Many a times while doing bioinformatics analysis of DNA sequences, we need to extract sub-sequences of desired lengths. These sub-sequences are called K-mers, where k indicates the fixed length of the sub-sequences. These k-mer are generally extracted along the full sequence in a sliding window manner. The substring function allows us to specify the start and end positions of the substring that we want to extract. These two position can be specified as vectors as well. The code below extracts k-mers of length 3 from a given sequence. We can change the keyword argument k for the get_kmers function to extract k-mers of different lengths.

# Function to calculate k-mers
get_kmers <- function(seq, k = 3) {
  starts <- 1:(nchar(seq) - k + 1) 
  ends <- starts + k - 1
  substring(seq, starts, ends)
}

# Example sequence
seq <- "ACGTACGT"
kmers <- get_kmers(seq, k = 3)
kmers
[1] "ACG" "CGT" "GTA" "TAC" "ACG" "CGT"

To count the frequency of each k-mer in a sequence, we can use the table function.

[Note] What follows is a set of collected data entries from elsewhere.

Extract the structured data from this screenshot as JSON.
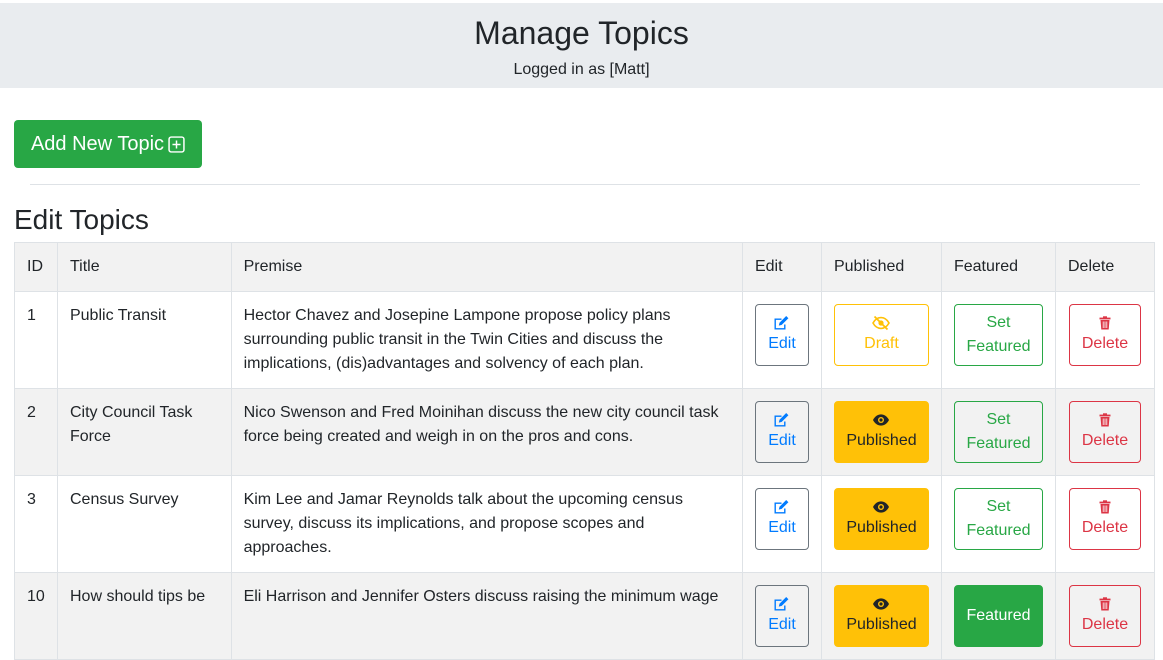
{
  "header": {
    "title": "Manage Topics",
    "logged_in": "Logged in as [Matt]"
  },
  "add_button": {
    "label": "Add New Topic",
    "icon": "plus-square-icon"
  },
  "section_title": "Edit Topics",
  "columns": [
    "ID",
    "Title",
    "Premise",
    "Edit",
    "Published",
    "Featured",
    "Delete"
  ],
  "rows": [
    {
      "id": "1",
      "title": "Public Transit",
      "premise": "Hector Chavez and Josepine Lampone propose policy plans surrounding public transit in the Twin Cities and discuss the implications, (dis)advantages and solvency of each plan.",
      "edit_label": "Edit",
      "published_label": "Draft",
      "published_state": "draft",
      "featured_label": "Set Featured",
      "featured_state": "not-featured",
      "delete_label": "Delete"
    },
    {
      "id": "2",
      "title": "City Council Task Force",
      "premise": "Nico Swenson and Fred Moinihan discuss the new city council task force being created and weigh in on the pros and cons.",
      "edit_label": "Edit",
      "published_label": "Published",
      "published_state": "published",
      "featured_label": "Set Featured",
      "featured_state": "not-featured",
      "delete_label": "Delete"
    },
    {
      "id": "3",
      "title": "Census Survey",
      "premise": "Kim Lee and Jamar Reynolds talk about the upcoming census survey, discuss its implications, and propose scopes and approaches.",
      "edit_label": "Edit",
      "published_label": "Published",
      "published_state": "published",
      "featured_label": "Set Featured",
      "featured_state": "not-featured",
      "delete_label": "Delete"
    },
    {
      "id": "10",
      "title": "How should tips be",
      "premise": "Eli Harrison and Jennifer Osters discuss raising the minimum wage",
      "edit_label": "Edit",
      "published_label": "Published",
      "published_state": "published",
      "featured_label": "Featured",
      "featured_state": "featured",
      "delete_label": "Delete"
    }
  ],
  "colors": {
    "success": "#28a745",
    "primary": "#007bff",
    "warning": "#ffc107",
    "danger": "#dc3545",
    "secondary": "#6c757d",
    "header_bg": "#e9ecef"
  }
}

table(get_kmers("ACGTACGT", 3))

ACG CGT GTA TAC 
  2   2   1   1 

Note that in the Biostrings package, the oligonucleotideFrequency function can be used to count the frequency of k-mers in a sequence. This is a recommended option if you want to do k-mer analysis of DNA sequences in a computational optimized manner.